Both the FDA and Department of Justice strongly denied the claims in the lawsuit. They stated that the FDA’s thorough reviews of mifepristone throughout the years had repeatedly confirmed its decision to approve the drug. Mifepristone blocks a hormone that causes a pregnancy to form. The FDA stated in a court filing that it would be “significant harm” to overturn its approval of Mifepristone, claiming that patients would lose a safe, effective drug that has been available for more than 20 years.

The federal government will immediately appeal a judge’s preliminary order that bars access to mifepristone while the trial progresses. Experts in legal law said that even if a preliminary injunction is not lifted, there are several legal options that could allow the makers of mifepristone and the providers to continue prescribing the drug to patients.

Some abortion providers will only be able to offer misoprostol if legal access to mifepristone is restricted. This medication can be used in many countries and is safe on its own. Misoprostol is approved for medical purposes. It causes contractions that are similar to miscarriages and is slightly less effective when used alone than when combined with mifepristone. Side effects like nausea can also be caused by misoprostol.

The plaintiffs are also seeking to ban misoprostol’s use for abortion in the lawsuit. However, their request for a preliminary order was focused on mifepristone.

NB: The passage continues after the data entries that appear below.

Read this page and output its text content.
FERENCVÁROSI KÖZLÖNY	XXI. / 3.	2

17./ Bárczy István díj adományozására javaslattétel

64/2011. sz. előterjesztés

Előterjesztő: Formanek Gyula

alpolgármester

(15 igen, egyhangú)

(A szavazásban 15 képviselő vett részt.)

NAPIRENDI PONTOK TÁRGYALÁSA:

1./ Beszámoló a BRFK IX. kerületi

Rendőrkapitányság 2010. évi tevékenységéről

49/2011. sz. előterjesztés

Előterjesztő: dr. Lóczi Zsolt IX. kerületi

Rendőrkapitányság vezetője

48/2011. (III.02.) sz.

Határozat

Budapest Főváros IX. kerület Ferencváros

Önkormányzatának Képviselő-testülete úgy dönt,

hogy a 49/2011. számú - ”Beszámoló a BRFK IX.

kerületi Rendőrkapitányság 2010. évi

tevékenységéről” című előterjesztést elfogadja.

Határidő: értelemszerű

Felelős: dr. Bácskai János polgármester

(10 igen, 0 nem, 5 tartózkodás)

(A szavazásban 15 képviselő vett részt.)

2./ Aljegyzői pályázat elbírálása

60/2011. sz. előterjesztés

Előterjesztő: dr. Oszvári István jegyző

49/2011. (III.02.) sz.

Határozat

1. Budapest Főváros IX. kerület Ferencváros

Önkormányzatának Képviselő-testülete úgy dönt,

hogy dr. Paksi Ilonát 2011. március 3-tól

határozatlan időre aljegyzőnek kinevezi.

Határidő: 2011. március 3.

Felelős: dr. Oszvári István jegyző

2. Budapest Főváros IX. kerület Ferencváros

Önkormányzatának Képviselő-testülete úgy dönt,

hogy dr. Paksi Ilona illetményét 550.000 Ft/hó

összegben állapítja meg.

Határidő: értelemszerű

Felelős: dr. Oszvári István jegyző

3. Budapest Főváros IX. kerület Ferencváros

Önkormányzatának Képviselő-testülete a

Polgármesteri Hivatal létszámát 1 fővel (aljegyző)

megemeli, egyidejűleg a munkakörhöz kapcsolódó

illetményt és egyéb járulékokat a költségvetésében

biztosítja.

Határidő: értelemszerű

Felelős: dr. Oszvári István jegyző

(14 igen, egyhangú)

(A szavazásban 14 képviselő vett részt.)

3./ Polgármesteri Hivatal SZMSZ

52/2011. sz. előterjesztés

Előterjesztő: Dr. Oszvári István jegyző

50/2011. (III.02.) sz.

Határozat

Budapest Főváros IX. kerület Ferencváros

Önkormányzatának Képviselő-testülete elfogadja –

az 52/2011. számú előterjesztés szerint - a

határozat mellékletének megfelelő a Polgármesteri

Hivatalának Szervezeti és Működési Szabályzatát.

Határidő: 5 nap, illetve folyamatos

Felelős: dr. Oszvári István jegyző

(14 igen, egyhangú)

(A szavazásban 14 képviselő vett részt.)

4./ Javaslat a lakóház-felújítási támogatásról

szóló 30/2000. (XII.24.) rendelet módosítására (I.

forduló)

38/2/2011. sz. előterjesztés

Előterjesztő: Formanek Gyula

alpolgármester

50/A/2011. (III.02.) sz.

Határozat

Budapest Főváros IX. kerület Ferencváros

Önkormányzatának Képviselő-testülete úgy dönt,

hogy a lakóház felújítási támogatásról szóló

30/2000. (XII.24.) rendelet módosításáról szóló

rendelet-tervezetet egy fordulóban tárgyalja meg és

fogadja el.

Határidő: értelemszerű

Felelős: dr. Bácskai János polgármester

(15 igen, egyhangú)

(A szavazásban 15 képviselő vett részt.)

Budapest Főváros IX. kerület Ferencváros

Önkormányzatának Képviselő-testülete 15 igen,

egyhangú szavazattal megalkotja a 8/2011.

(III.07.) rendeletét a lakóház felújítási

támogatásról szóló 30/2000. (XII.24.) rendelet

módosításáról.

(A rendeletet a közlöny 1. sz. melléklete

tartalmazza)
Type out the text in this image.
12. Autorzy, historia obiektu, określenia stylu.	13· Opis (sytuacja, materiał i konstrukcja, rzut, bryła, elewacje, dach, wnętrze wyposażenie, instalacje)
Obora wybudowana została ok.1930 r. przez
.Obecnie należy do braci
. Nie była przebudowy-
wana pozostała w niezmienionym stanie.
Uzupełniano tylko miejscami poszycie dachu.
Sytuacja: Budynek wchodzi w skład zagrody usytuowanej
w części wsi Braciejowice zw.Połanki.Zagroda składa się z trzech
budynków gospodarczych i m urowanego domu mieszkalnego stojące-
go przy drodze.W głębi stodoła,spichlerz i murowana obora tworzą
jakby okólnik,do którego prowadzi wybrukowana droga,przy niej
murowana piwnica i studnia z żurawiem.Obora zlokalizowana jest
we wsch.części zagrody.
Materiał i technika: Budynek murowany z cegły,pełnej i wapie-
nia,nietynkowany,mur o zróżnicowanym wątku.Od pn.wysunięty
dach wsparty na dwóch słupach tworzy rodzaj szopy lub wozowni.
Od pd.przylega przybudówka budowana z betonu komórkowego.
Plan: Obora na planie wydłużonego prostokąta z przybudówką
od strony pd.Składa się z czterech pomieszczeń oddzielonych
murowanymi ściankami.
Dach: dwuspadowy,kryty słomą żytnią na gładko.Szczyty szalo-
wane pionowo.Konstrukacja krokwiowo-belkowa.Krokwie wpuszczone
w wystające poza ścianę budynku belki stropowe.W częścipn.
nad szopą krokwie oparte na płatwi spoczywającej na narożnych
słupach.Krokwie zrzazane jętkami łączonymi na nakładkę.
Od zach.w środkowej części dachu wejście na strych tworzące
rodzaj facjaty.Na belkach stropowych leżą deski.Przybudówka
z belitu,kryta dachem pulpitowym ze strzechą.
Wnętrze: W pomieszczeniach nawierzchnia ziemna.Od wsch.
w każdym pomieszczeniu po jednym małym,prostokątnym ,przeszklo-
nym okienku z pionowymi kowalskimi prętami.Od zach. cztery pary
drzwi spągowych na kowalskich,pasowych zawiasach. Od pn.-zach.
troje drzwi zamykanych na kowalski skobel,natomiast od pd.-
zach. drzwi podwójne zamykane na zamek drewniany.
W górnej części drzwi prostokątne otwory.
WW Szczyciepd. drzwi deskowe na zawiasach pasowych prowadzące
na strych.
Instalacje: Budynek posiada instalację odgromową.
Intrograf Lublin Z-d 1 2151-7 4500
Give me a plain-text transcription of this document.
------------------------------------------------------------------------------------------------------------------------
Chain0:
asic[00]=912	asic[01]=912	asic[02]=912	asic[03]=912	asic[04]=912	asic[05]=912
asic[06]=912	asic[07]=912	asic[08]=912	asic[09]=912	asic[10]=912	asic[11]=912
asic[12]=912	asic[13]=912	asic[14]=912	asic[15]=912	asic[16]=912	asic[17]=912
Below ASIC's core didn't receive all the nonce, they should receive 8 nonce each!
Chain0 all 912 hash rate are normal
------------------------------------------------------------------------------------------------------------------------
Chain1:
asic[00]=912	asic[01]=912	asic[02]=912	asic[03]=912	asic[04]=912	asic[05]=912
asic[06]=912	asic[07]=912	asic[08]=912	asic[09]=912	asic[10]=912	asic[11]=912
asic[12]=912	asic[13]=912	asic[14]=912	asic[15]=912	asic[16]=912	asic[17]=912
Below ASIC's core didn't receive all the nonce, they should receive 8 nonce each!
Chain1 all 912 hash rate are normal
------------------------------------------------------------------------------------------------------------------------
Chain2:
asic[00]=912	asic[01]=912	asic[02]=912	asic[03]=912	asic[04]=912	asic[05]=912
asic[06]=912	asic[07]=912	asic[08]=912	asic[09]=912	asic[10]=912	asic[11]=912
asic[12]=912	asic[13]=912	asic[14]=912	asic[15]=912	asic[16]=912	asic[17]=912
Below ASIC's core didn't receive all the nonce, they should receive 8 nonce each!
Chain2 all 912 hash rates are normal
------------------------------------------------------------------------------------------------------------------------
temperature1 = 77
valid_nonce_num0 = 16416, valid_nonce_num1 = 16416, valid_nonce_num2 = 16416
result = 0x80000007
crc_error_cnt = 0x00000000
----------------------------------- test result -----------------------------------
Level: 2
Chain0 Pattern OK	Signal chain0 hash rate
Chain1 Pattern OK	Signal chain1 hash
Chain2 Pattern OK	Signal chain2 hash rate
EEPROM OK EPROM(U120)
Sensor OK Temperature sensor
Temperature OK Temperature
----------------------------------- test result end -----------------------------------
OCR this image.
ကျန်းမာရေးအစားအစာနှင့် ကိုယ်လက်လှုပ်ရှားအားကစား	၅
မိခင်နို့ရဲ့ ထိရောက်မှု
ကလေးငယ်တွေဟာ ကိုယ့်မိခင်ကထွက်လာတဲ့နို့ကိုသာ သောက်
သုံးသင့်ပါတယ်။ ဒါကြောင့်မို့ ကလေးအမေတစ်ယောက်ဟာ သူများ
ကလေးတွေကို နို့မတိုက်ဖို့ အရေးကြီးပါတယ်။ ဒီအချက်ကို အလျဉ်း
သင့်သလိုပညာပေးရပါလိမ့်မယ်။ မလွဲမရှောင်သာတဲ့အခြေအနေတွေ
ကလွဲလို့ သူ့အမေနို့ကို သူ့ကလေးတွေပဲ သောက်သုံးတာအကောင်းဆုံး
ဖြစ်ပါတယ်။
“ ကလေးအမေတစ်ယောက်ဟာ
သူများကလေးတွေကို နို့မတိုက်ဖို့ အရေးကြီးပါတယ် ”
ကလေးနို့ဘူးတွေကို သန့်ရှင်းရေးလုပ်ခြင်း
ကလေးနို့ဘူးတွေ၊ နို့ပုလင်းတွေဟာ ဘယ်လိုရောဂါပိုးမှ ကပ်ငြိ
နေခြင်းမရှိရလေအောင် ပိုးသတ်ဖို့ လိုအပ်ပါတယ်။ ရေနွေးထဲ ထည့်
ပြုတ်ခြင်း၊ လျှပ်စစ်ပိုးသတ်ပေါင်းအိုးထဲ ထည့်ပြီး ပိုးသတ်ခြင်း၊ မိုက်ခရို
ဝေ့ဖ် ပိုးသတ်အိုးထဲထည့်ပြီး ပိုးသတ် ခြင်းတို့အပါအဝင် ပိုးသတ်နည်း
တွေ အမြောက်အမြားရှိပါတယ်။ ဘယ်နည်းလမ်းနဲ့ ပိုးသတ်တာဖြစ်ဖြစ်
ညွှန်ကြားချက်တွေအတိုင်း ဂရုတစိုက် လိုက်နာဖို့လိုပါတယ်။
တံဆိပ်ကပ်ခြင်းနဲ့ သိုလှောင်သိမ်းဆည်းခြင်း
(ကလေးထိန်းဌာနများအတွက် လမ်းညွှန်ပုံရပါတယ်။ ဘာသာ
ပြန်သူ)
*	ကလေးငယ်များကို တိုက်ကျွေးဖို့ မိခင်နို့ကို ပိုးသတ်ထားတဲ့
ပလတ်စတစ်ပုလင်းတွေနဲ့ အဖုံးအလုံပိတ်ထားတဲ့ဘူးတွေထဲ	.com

Patients would likely be able to order mifepristone or misoprostol via telemedicine abortion services located in other countries.

However, such a ruling could cause confusion and difficulties for both patients and providers across the country. Experts in legal affairs stated that this would be the first court to order that a drug is taken off the market. If such a ruling stands, it could have implications for federal regulation of other drugs.